El relato es desgarradoramente explícito en la descripción de los interrogatorios y torturas que infligen a sus presos los supuestos defensores de la democracia y la libertad, pero se muestra igualmente implacable con un radicalismo musulmán que utiliza la religión como arma de subordinación. El anciano ciego que da título a la novela (padre natural de uno de los jóvenes y adoptivo del otro) ha asistido impotente a la transformación de la escuela islámica que fundó en un centro de yihadistas. A través de veterano personaje, el autor quiere contraponer los “valores humanistas” del Islam, el anhelo de una civilización que antaño fue puntera en el cultivo del arte y de la ciencia, con la intolerancia de los extremistas en auge.

Nadeem Aslam precisó de cuatro años y medio para escribir El jardín del hombre ciego (Mondadori) en el que, a pesar de los horrores que lo impregnan, se impone una historia de amor y “la importancia que tiene una sola vida”. Su pluma, rica en el lenguaje y en los simbolismos, destila un tono poético especialmente cuando describe hermosos aunque fugaces episodios. Y lo hace en inglés, una lengua que solo aprendió ya cruzada la adolescencia. “Mi vida se rompió a los 14 años”, explica sobre el exilio en el Reino Unido al que se vio forzada su familia a causa de la persecución política de su padre, un poeta y productor de cine de filiación comunista. El progenitor había sido muy crítico con el apoyo estadounidense a los muyaidín de Afganistán, canalizado a través del régimen del dictador paquistaní Zia ul Haq, tras la invasión soviética de ese país (1979). El resultado, tras la retirada de la URSS nueve años después, fue la toma del poder por los talibanes.

Aslam solo conocía un inglés muy básico cuando recaló en Huddersfield (norte de Inglaterra). “Porque no provengo de una familia rica y en Pakistán asistí a una escuela en urdú”, alega. Ello le impidió ahondar en sus queridas materias de Humanidades, en pro de las ciencias que le llevaron a matricularse en Químicas en la Universidad de Manchester. En el tercer año dejó la carrera: “Me di cuenta de que mi inglés ya era lo suficientemente bueno para dedicarme a escribir”, dice. Atribuye ese dominio a una obsesión autodidacta y a su inmersión en las obras de autores tan diversos como García Márquez, Toni Morrison o Cormac McCarthy. En su empeño, llegó a copiar a mano El otoño del patriarca, Beloved y Moby Dick, entre otros libros.
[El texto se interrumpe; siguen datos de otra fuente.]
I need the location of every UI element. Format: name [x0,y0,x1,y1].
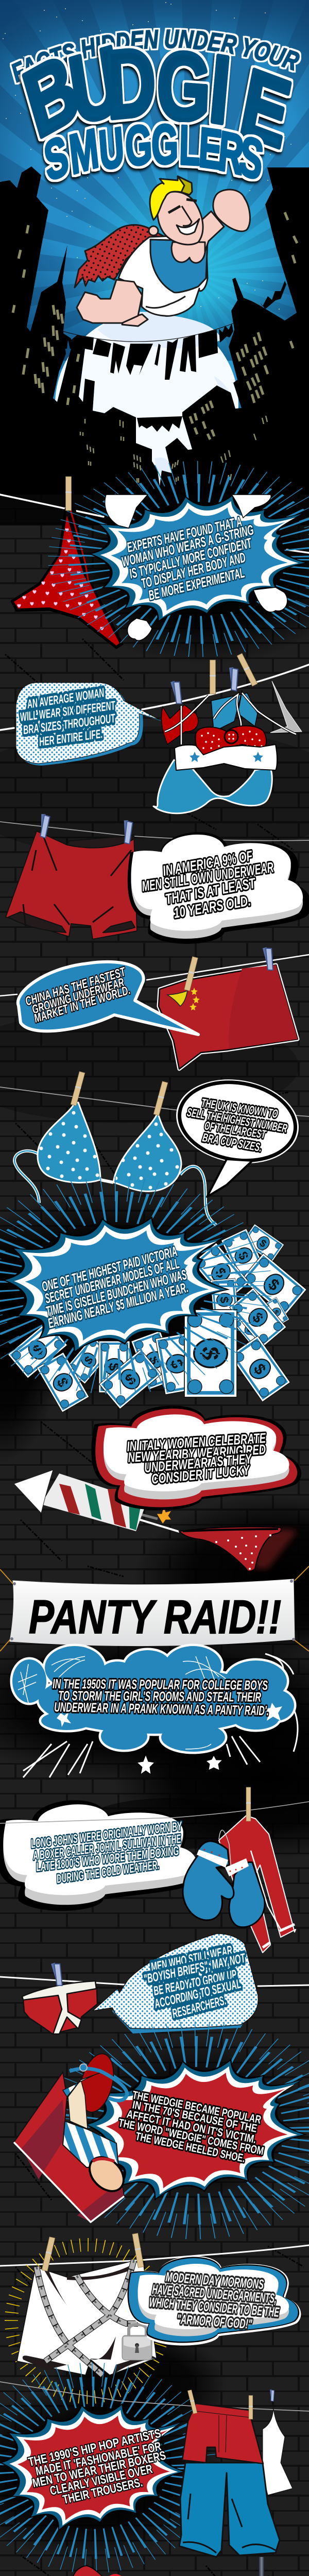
lower hand [171,242,205,263]
burst text [40,1244,190,1331]
buckle [80,2064,87,2071]
title [10,26,301,193]
flying banknotes [8,1224,306,1412]
clothesline 1 [0,495,309,730]
pegs [187,2389,274,2419]
cloud text [141,848,275,921]
cloud text: UNDERWEAR AS THEY [144,1451,253,1476]
cloud text: A BOXER CALLER JOHN L SULLIVAN IN THE [32,1832,182,1863]
panel: bra sizes fact [16,653,302,814]
cape [75,225,175,287]
halftone speech bubble [93,1934,258,2033]
white locked boxers [17,2261,157,2375]
burst text [117,2088,265,2165]
white bra with stars [175,744,277,770]
body and briefs [118,234,208,316]
tiny laundry silhouettes far away [92,281,286,432]
eyes and nose [175,205,192,226]
bubble text: BE READY TO GROW UP [152,1967,238,1998]
ankle strap [70,2069,127,2100]
clothesline 2 [0,822,309,841]
fist [213,190,250,231]
bubble text: AN AVERAGE WOMAN [26,686,106,711]
panel: night sky, moon and city silhouette [0,0,309,505]
briefs [22,1981,97,2034]
upper arm and forearm [178,211,224,258]
neck and face [158,192,203,245]
burst rays [0,1189,254,1382]
clothesline laundry silhouettes [63,323,233,380]
white tank top [263,2400,293,2495]
cloud speech bubble [127,2256,301,2346]
cloud speech bubble [128,832,309,944]
burst text [27,2427,167,2507]
Chinese flag [159,965,298,1069]
cross hatch marks [18,1656,227,1749]
burst text [120,514,255,603]
red polka dot bra [196,726,266,755]
panel: panty raid cloud [12,1646,298,1777]
pompom [106,2574,125,2576]
panel: UK bra sizes fact [14,1070,305,1225]
bubble text [142,1943,247,2021]
red long johns [219,1816,296,1953]
clothesline 6 [0,1977,309,1986]
burst rays [0,2375,206,2561]
blue cups behind [211,690,258,732]
padlock [122,2325,152,2360]
cloth [10,1579,295,1646]
drain pipe [257,2557,266,2576]
peg [51,1962,64,1987]
ropes [0,1566,309,1651]
hair shade [178,176,192,195]
panel: old underwear fact [6,814,309,944]
bubble text [24,964,132,1026]
cloud text: IN AMERICA 9% OF [162,848,254,879]
straps [14,1151,216,1225]
burst text: TIME IS GISELLE BUNDCHEN WHO WAS [44,1267,188,1319]
lower strap [63,2121,118,2167]
hero: flying man in underwear [75,176,250,326]
burst text: THE 1990'S HIP HOP ARTISTS [27,2427,162,2469]
title line 2: Budgie: BUDGIE [14,26,298,168]
panel: experts burst [65,472,309,646]
striped grey bra [270,681,302,733]
cloud text [149,2269,280,2332]
bubble text: WILL WEAR SIX DIFFERENT [19,699,117,724]
panel: Victoria's Secret fact [0,1189,306,1412]
burst rays [65,472,309,646]
pegs [42,2233,144,2271]
red bra [161,705,198,744]
pegs [170,653,258,705]
burst shape [84,2059,307,2200]
building windows [13,212,297,483]
burst text: EARNING NEARLY $5 MILLION A YEAR. [46,1280,190,1331]
clothesline 5 [0,1802,309,1823]
balloon tail [207,1159,252,1197]
cloud text: LONG JOHNS WERE ORIGINALLY WORN BY [30,1819,183,1851]
yellow sparkle lines [11,2245,164,2397]
panel: hip hop fact [0,2375,309,2561]
clothesline 4 [0,1087,309,1116]
burst shape [2,1216,230,1353]
burst text: THE WEDGE HEELED SHOE. [134,2129,247,2165]
belly [150,240,208,293]
sky with sun rays [0,0,309,505]
panel: Mormon undergarments fact [11,2233,301,2397]
ear [149,226,158,235]
black balloon [169,1070,305,1173]
cloud text [126,1430,267,1487]
insole [68,2080,88,2129]
panel: wedgie fact [14,2034,309,2227]
bubble text [19,686,117,749]
title line 3: Smugglers: SMUGGLERS [41,113,266,193]
panel: long johns fact [0,1787,309,1953]
bubble text: CHINA HAS THE FASTEST [24,964,128,1009]
hat [72,2566,127,2576]
cloud speech bubble [0,1800,201,1911]
bubble text: HER ENTIRE LIFE. [38,727,104,749]
strap centers [14,1151,216,1225]
cloud text: THAT IS AT LEAST [164,875,258,907]
cloud text: "ARMOR OF GOD!" [177,2311,253,2332]
white strap highlight [165,693,296,744]
pegs [71,1072,168,1115]
boxing gloves [183,1830,265,1927]
burst text: THE WEDGIE BECAME POPULAR [131,2088,262,2126]
panel: g-string fact [12,477,122,648]
red boxers waist [182,2403,263,2464]
burst shape [89,494,308,622]
bubble text: MARKET IN THE WORLD. [32,983,132,1026]
bubble text: ACCORDING TO SEXUAL [152,1976,243,2011]
title line 1: FACTS HIDDEN UNDER YOUR [10,28,301,84]
g-string [12,509,122,648]
moon [55,324,238,486]
white welt [14,2142,124,2222]
eyelets [12,1581,294,1639]
toes [83,2150,130,2198]
panel: Italy new year fact [14,1405,301,1571]
cloud speech bubble [91,1405,301,1510]
panel: boyish briefs fact [22,1934,258,2034]
wedge shoe [14,2050,130,2222]
white burst lines [23,1654,298,1777]
cloud text: CONSIDER IT LUCKY [151,1462,251,1487]
bubble text: RESEARCHERS. [170,1993,228,2021]
dots [41,1113,177,1188]
cloud fill [12,1646,294,1752]
bubble text: BRA SIZES THROUGHOUT [22,711,117,737]
hair [150,176,192,220]
burst text: SECRET UNDERWEAR MODELS OF ALL [43,1256,181,1307]
burst text: IN THE 70'S BECAUSE OF THE [131,2098,258,2135]
cloud text [30,1819,183,1886]
scotsman character [17,2566,133,2576]
burst text: CLEARLY VISIBLE OVER [48,2462,154,2498]
stars [137,1755,222,1774]
burst text: THEIR TROUSERS. [61,2476,144,2507]
bubble text: GROWING UNDERWEAR [30,975,126,1017]
firework rocket [14,1470,179,1532]
cloud text [53,1676,269,1718]
eyebrows [168,199,197,213]
burst rays [61,2034,309,2227]
cups [38,1103,181,1191]
cloud outline [12,1646,294,1752]
balloon text [186,1096,288,1154]
smile [177,219,199,234]
briefs waistband lines [146,296,185,308]
sole shading [22,2099,124,2222]
burst text: AFFECT IT HAD ON IT'S VICTIM. [126,2107,258,2146]
chains [37,2260,138,2375]
splats [57,1703,282,1727]
burst text: ONE OF THE HIGHEST PAID VICTORIA [40,1244,179,1295]
bubble text: MEN WHO STILL WEAR [149,1943,234,1975]
white straps [165,693,296,744]
blue polka dot bikini [14,1103,216,1225]
toenails [93,2159,114,2161]
speech bubble [18,962,199,1036]
blue bra [153,760,272,814]
lower foot [122,314,148,326]
cloud text: LATE 1800'S WHO WORE THEM BOXING [36,1844,180,1874]
burst text: MADE IT 'FASHIONABLE' FOR [35,2439,162,2479]
flying red thong [179,1527,296,1571]
panel: China fact [18,946,298,1069]
leg [77,280,142,323]
banner: Panty Raid [0,1566,309,1651]
pegs [184,946,274,991]
blue jeans [179,2463,280,2557]
cloud text: 10 YEARS OLD. [173,892,252,921]
panel: Scotsman fact [17,2566,296,2576]
cloud text: DURING THE COLD WEATHER. [56,1858,160,1886]
clothesline 8 [0,2382,309,2411]
clothesline 3 [0,955,309,996]
halftone speech bubble [16,683,162,766]
pegs [38,814,133,844]
peg [246,1787,251,1821]
puffs of smoke [105,495,287,640]
red boxer shorts [6,831,137,939]
clothesline 7 [0,2245,309,2266]
clothes peg [66,477,71,511]
balloon text: OF THE LARGEST [203,1118,267,1141]
balloon text: BRA CUP SIZES. [201,1130,263,1154]
upper strap [63,2073,100,2097]
heel cup [75,2050,119,2116]
burst shape [0,2403,186,2531]
sole [14,2072,124,2222]
burst text: MEN TO WEAR THEIR BOXERS [31,2449,167,2490]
Desafía a los que imponen su visión de “lo que significa ser musulmán”

Esa fue la forja de un escritor que, tras su debut con Season of the rainbirds (1993), ha recibido elogios y galardones por Mapa para amantes perdidos (2004), ambientado en una comunidad de emigrantes paquistaníes en el norte de Inglaterra, y The wasted vigil (2008), un recorrido por tres décadas de la historia de Afganistán hasta el ascenso y caída del terrible régimen talibán. Este último libro entronca en cierto modo con El jardín del hombre ciego, su cuarta novela, que él enmarca en “una década que empezó en el 11-S y acabó con la primavera árabe”. “Y, entre esos dos momentos, la guerra contra el terror, Abu Ghraib y Guantánamo, las bombas de Londres y Madrid, la incomprensión entre el Este y el Oeste… En el libro, quise incluir todo esos elementos”. Ateo al igual que su padre (aunque su madre es una mujer muy religiosa), Aslam proclama metafóricamente: “Me convertí en un musulmán tras el 11-S”. Con esa declaración define su desafío tanto frente a los crecientes prejuicios con los que el mundo occidental mira al Islam como frente a aquellos radicales que quieren imponer su distorsionada “definición de lo que significa ser musulmán”. Sobre eso Aslam profundizará para quienes asistan mañana a una charla que dará en el Centro de Cultura Contemporània de Barcelona.

La actualidad se impone al final de la entrevista e, inquirido sobre los planes del presidente Obama de atacar Siria, subraya que “los escritores no deben dictar a la gente el qué pensar, sino sugerirles sobre qué deben pensar”.